Once Was Black

Black was a color of a nation

It was unity against separation

It was us when we understood struggle.

Black was deemed evil and unfit to associate with.

It was duct-tape on the mouths of those with an opinion.

It wasn’t freedom to roam and wander about.

It was a trap in the smallest of places like animals.

Now, black is a color not a nation

Black has lost what made them Black.

Black shuns not in the respect of one another

It forgot the struggles of the previous generations.

It isn’t unity anymore, everyone for yourself.

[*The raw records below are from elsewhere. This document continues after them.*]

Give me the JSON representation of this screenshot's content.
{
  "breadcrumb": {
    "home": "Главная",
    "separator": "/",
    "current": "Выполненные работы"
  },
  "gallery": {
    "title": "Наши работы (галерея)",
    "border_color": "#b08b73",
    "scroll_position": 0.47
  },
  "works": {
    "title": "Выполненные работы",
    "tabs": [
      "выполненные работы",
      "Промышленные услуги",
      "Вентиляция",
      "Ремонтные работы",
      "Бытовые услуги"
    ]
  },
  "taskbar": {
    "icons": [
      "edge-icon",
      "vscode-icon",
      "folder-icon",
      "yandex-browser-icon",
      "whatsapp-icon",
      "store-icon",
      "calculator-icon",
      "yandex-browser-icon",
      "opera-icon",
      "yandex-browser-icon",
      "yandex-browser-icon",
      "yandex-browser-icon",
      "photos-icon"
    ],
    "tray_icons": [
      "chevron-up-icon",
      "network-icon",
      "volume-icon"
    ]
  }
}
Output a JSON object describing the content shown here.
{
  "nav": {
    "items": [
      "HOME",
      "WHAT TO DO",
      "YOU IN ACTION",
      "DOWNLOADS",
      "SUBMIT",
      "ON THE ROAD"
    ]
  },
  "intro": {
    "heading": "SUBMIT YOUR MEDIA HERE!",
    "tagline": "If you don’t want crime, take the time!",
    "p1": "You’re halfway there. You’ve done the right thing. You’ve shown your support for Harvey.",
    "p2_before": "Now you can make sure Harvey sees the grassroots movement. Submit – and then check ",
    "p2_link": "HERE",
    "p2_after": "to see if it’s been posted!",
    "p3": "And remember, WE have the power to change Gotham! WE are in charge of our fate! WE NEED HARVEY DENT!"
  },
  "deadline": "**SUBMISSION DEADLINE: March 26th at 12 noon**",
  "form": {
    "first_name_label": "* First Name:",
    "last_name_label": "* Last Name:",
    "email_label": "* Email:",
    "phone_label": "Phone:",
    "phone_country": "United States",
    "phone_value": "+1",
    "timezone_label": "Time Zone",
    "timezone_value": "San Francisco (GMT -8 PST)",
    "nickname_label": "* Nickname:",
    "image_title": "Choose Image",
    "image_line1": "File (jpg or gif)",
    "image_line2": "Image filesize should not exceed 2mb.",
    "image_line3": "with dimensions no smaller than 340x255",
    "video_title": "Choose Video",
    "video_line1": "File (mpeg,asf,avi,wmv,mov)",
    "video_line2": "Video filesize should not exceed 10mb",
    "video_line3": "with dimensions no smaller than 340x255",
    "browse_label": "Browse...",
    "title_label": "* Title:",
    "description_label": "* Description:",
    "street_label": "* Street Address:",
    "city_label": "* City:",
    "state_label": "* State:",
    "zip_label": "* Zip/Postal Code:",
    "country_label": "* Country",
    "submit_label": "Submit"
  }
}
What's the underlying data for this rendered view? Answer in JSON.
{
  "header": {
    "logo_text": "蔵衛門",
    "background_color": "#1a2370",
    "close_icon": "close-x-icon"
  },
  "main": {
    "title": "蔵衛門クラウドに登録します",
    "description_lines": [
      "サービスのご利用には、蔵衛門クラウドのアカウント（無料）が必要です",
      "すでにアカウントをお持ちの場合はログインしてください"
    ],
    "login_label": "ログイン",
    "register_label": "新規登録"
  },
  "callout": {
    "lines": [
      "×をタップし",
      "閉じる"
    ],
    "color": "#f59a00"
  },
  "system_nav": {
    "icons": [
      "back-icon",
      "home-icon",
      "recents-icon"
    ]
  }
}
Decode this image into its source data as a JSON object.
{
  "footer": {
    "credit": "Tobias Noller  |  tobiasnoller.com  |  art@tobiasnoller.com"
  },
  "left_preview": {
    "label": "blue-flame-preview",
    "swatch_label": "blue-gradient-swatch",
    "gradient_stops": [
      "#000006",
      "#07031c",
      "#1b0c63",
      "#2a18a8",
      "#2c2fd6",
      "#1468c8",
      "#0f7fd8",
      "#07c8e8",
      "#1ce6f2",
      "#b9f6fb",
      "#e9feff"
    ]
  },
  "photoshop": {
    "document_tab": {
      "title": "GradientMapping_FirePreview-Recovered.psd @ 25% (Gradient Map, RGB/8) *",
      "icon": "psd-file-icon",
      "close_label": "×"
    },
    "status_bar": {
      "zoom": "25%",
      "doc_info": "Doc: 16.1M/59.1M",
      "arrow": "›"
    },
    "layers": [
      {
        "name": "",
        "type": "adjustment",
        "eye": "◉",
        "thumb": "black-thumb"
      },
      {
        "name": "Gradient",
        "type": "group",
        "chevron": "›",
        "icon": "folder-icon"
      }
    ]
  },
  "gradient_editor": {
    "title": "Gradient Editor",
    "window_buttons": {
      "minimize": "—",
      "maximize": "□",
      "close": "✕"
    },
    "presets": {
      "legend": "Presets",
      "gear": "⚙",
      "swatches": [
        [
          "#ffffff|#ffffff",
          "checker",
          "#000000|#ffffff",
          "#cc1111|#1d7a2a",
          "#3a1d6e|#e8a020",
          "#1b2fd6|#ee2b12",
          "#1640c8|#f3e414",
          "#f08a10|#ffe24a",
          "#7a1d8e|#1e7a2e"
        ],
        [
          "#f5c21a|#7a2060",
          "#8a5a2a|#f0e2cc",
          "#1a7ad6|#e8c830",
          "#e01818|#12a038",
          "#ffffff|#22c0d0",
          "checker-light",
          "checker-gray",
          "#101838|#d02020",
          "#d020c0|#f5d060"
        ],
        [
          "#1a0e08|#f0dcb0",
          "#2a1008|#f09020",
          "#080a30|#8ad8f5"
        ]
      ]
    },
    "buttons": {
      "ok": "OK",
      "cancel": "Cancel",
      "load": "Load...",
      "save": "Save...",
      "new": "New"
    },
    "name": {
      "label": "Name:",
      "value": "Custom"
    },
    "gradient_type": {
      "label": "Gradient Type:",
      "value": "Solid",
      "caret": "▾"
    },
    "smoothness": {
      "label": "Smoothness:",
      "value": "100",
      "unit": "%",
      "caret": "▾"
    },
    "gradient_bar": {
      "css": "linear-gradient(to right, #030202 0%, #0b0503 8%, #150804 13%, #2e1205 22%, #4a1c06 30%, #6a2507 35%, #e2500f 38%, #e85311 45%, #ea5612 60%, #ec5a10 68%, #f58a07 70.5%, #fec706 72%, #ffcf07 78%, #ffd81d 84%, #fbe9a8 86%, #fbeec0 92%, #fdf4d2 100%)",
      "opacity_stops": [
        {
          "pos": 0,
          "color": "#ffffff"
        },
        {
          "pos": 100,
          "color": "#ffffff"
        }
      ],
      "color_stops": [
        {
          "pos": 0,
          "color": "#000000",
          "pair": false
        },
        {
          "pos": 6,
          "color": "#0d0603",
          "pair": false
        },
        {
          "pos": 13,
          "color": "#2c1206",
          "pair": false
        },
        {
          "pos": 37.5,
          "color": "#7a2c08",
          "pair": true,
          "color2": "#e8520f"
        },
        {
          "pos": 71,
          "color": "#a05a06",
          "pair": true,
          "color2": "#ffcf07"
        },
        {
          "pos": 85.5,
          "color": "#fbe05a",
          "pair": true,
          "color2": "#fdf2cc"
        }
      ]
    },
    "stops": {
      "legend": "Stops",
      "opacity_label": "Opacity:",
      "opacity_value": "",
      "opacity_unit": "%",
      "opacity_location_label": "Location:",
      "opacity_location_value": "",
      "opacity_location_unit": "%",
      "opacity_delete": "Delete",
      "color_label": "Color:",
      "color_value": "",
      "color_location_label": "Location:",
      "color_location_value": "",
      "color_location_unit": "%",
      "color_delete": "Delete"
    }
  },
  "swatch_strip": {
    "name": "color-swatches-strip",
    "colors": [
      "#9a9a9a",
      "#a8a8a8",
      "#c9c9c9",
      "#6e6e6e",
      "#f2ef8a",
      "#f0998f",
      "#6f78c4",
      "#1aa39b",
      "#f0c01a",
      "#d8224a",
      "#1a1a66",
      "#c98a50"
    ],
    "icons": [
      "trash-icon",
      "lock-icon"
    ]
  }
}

Safe to say, once we were Black.


My March for Africa


People here are scared and they should be

Presidents hold high to their titles

Africans leading Africa back to its roots

The roots that were weeded out before

From the soil, ripped out from around

They wish to remind them of exploitation

Once again, the people with loans and phones

Emerged since they with-held their earnings

Drew taxes and chewed them thin with whim

Thought they were smart and corrupt like no other

Doing nothing for a 30-year developing country

How much more time do they need

Move from suffering and jobless futures

Evictions for urban, hunger for rural

Where do they face and on whose shoulders

The people here are scared and they should be

Government holds peace in their hands

gripped tight without light in a fist

Spoon feed a little to those who threaten

Their secrets that hurt mother nature herself

The people who march and shout in anger

Do little to scratch the itch forever

The same leaders impeached re-emerge

in a new face who brings water to the thirsty

Who makes believe he understands their pain

Gets up on the title and does it all over again

All Africans who lead are greedy and misleading,

not for good-will, like all others he leads

My hope for them with mine is forsaken

I march in anger with words on a poster

‘Cause the hopeless are driven to damage themselves

And we are hopeless, imagine the pain we will herd.


Selma Haitembu is a high school teacher in Windhoek, the capital city of Namibia. Her writing was published earlier this year in the online journal Fleas on the Dog. She describes her love for any written genre as hypnotic.